After the war, Koniszewski played professional football as a tackle in the National Football League (NFL) for the Washington Redskins during the 1945, 1946, and 1948 season. He appeared in 27 NFL games, 14 as a starter. He played in the 1945 NFL championship game, which the Redskins lost to the Cleveland Rams. His top salary while playing in the NFL was $5,000. He did not play for the Redskins in 1947 in order to run for Lackawanna County Sheriff, though he did play one game for the Wilkes-Barre Barons of the American Football League in 1947.

==Coaching career==
After his playing career ended, Koniszewski worked for 18 years as a coach at the University of Scranton.
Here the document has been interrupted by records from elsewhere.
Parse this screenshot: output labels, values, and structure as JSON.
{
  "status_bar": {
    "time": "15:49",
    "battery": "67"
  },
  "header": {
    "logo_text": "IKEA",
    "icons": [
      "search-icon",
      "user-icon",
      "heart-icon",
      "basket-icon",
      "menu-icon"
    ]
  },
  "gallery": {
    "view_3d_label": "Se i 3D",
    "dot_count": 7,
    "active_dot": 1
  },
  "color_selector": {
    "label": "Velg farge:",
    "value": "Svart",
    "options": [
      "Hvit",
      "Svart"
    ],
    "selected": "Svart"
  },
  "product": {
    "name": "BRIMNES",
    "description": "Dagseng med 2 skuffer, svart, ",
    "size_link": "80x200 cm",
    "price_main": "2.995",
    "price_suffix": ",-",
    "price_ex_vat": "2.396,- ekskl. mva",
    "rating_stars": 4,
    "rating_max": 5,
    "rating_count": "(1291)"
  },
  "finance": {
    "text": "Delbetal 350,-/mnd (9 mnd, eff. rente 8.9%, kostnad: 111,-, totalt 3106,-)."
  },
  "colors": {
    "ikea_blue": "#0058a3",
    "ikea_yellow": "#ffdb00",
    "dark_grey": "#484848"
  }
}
He began as an assistant football coach for 12 years and also as freshman basketball coach. He also received a master's degree in education at the University of Scranton. He became Scranton's head football coach in 1964. He also served as Scranton's head basketball coach for one year.

==Family and later years==
Koniszewski was married for 53 years to Theresa Lagvanec. After his coaching career ended, he was the athletic and recreation director at Clarks Summit State Hospital for 34 years. He died in 2003 at his home in Peckville, Pennsylvania.